Morolong was appointed as a salary clerk who requested to be moved to the human resources department, while Sehako was her immediate supervisor.

According to the charges, Morolong, in conjunction with another official, Moses Mathee, deliberately overpaid Plaatjie Bassie an amount of R4,455 instead of R800 for days worked.

It stated that a gratification was paid to Morolong by Bassie where he in turn benefited from the balance, while his bank account was used as a conduit for theft.

Bassie decided to report the matter to the police as he saw Mathee “always carrying many envelopes to pay workers while there were not so many workers to be paid”.

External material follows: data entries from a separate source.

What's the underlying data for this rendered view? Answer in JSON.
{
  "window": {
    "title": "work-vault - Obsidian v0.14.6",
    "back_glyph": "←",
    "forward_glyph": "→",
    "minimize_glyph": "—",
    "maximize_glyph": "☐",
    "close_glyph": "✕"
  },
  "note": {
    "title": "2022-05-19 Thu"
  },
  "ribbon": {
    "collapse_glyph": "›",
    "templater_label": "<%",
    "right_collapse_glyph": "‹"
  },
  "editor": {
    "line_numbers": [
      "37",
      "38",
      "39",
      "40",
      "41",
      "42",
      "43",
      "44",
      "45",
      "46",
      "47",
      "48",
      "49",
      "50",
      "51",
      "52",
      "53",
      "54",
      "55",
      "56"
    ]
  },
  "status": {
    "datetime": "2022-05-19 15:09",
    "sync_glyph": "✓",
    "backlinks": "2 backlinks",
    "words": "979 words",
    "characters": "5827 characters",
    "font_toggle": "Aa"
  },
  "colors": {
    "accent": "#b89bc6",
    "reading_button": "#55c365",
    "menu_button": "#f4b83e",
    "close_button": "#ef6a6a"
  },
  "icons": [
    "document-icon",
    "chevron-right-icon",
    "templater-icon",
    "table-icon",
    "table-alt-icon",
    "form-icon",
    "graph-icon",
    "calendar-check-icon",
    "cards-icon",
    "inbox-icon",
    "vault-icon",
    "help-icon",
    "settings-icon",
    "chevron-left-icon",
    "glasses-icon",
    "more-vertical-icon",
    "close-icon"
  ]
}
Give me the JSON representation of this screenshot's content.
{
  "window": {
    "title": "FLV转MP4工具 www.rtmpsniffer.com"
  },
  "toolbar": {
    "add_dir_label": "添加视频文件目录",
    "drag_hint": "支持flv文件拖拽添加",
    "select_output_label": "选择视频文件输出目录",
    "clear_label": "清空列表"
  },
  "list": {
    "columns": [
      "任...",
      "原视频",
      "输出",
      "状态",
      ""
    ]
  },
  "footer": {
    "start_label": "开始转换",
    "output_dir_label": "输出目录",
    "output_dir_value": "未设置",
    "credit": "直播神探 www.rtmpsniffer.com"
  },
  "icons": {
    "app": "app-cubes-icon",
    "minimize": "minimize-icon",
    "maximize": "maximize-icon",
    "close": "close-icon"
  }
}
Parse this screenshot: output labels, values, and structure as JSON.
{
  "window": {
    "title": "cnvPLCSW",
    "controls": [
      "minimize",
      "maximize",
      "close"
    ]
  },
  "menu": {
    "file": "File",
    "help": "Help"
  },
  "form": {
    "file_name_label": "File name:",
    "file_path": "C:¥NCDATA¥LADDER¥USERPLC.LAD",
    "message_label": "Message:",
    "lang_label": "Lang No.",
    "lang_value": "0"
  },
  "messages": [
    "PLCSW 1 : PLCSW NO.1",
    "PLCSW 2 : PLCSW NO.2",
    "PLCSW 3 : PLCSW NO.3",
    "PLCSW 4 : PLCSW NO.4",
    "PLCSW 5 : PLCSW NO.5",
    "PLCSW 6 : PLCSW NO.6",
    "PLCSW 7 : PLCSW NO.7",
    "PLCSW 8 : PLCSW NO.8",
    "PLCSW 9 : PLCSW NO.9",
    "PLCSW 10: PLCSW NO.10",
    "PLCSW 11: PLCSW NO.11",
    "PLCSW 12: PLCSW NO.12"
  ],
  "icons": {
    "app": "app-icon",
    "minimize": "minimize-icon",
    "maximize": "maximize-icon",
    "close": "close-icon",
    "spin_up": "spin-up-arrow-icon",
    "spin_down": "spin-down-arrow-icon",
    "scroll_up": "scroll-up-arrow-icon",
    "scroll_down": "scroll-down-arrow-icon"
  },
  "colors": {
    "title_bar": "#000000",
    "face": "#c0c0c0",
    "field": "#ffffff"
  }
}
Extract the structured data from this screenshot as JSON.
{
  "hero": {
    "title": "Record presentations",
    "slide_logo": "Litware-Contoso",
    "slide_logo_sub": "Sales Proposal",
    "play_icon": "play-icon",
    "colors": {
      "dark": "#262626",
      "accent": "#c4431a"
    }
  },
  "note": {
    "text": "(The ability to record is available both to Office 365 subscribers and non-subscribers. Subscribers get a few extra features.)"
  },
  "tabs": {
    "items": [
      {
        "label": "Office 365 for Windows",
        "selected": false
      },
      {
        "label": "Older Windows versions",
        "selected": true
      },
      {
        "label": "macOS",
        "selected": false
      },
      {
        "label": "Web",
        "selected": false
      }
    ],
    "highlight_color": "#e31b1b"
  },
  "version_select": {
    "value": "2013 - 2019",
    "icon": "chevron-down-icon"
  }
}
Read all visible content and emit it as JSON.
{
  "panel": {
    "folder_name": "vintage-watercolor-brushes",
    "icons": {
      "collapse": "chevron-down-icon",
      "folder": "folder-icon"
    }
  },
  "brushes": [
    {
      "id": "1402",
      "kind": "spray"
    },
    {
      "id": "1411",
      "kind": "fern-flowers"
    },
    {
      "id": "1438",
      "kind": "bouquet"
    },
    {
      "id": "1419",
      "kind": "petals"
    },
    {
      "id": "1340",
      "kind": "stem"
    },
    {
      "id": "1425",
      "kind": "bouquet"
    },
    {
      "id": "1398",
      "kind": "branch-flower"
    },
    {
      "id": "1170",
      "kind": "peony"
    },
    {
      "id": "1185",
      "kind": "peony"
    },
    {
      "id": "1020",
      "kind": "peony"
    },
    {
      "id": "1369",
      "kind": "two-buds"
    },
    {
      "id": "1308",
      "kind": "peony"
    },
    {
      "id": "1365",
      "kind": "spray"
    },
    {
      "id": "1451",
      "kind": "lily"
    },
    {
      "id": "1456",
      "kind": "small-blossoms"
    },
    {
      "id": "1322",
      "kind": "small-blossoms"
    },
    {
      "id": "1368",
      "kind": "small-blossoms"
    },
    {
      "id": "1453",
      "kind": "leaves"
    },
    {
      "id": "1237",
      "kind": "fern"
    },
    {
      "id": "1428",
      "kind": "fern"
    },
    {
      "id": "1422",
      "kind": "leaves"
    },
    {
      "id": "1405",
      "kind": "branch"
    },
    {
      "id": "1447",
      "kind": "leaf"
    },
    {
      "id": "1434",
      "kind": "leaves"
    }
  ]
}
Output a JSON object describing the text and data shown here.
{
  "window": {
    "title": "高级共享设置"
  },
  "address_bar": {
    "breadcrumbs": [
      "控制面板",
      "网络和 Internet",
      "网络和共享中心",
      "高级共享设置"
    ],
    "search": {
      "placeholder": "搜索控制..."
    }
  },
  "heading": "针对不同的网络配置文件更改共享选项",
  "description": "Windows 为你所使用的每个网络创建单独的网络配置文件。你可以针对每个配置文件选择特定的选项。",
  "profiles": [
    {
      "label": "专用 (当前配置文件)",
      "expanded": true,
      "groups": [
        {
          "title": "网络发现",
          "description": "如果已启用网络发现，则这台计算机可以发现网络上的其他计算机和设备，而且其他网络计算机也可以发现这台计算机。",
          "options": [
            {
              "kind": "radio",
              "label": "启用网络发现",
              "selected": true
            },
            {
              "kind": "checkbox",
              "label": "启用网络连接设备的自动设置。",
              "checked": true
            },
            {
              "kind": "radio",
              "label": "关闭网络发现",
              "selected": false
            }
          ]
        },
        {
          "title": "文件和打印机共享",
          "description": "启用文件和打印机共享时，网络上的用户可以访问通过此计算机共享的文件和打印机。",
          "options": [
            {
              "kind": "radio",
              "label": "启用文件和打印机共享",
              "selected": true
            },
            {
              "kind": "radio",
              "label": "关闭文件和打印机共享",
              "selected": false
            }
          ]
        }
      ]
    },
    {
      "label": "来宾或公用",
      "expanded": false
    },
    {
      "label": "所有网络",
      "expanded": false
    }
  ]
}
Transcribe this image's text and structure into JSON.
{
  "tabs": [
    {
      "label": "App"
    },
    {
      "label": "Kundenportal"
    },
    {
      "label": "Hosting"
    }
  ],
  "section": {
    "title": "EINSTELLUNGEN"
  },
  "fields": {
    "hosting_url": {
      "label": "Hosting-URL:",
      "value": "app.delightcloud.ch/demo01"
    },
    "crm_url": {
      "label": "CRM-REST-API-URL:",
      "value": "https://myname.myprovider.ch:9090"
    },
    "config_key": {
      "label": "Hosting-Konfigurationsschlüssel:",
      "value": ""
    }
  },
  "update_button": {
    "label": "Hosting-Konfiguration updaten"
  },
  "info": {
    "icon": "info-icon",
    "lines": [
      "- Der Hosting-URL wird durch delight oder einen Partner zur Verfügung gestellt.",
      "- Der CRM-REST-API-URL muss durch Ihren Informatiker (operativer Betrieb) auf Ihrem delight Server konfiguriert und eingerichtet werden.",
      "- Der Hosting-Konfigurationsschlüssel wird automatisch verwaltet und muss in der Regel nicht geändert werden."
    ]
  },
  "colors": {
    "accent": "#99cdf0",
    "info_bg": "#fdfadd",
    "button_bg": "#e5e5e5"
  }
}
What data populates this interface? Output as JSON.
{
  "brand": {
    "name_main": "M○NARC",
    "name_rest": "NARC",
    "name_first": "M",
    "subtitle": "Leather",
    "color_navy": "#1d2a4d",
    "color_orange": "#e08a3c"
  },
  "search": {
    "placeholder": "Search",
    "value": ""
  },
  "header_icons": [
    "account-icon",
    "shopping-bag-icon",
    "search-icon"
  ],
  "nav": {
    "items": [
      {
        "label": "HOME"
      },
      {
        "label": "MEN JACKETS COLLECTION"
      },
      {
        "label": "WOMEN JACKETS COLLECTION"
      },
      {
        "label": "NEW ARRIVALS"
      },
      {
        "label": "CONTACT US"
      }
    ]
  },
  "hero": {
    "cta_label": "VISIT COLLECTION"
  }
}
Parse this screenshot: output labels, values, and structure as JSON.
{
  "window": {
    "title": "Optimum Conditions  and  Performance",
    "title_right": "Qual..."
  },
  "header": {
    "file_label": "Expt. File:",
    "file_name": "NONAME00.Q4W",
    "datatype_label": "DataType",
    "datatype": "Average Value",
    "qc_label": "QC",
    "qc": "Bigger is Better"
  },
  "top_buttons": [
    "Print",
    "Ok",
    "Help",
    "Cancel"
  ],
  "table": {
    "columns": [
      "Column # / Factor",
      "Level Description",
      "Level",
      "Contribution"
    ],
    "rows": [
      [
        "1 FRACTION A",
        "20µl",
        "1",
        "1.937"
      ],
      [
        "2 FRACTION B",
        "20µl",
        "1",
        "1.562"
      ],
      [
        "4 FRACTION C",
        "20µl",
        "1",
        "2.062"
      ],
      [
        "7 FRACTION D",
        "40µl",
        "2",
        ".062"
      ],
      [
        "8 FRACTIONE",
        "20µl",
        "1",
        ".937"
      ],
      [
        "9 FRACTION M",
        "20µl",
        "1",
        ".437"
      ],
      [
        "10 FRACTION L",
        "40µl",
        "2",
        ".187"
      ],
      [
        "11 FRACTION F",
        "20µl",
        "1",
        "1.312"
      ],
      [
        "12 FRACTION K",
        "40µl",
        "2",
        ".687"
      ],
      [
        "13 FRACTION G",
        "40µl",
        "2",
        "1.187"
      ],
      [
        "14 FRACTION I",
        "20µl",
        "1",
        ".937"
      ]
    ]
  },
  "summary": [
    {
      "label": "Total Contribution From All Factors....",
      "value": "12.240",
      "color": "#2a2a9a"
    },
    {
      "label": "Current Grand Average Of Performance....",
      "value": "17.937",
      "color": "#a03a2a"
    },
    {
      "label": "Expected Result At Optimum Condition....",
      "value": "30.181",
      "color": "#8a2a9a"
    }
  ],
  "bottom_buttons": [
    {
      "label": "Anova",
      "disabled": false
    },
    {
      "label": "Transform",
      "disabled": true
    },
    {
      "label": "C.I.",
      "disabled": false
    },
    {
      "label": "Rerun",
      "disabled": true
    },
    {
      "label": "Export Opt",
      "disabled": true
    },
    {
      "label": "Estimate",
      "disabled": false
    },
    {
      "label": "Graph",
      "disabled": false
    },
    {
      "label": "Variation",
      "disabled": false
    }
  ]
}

The State alleged that Morolong and Sehako conspired with Mathee, who acted as an accomplice to “unlawfully, falsely defraud and misrepresent” the Siyancuma Municipality in making payments to “employees” who had not performed any work for the municipality.

The municipality in turn suffered financial losses amounting to R72,800.

During the trial, state witnesses testified that they received cheques from the municipality for picking up papers at the Douglas resort.

They were expected to provide their identity documents and bank details to the accused or their accomplices.

After receiving the cheques they were required to withdraw the money and make payments to the accused.

In some instances, they were informed that the money was paid erroneously into their bank accounts. In return for reimbursing the accused, they received amounts varying from R250 to R300.

Another witness testified that she was offered employment at the municipality after handing money over to Morolong while they were seated inside Sehako’s vehicle.

Mathee pleaded guilty to the charges where he admitted that he worked with the accused.

He testified that he had not completed his schooling and was only able to write his name and surname.

Mathee collected the identity documents of 12 persons who would be employed as temporary workers at the municipality and was also promised money.

He was supposed to receive R8,000 in respect of the salaries of four ghost workers as a benefit in June 2014 whereas he received about R5,500 for July 2014 payments.

Mathee indicated that he had to repay R17,000 as part of his sentence.

The municipal manager, Hastings Nell, testified that payments made to ghost workers for a cleaning project were never approved and that Sehako had no authority to employ workers.

During the trial, Morolong indicated that she accompanied Sehako to the road near the co-op where they met Mathee to deliver sausages that he had bought from Sehako, although no money was exchanged.

She said Sehako enquired about a person who came to collect a cheque at the municipal offices and was requested to collect R400 from Mathee for the money that he owed her for the sausages.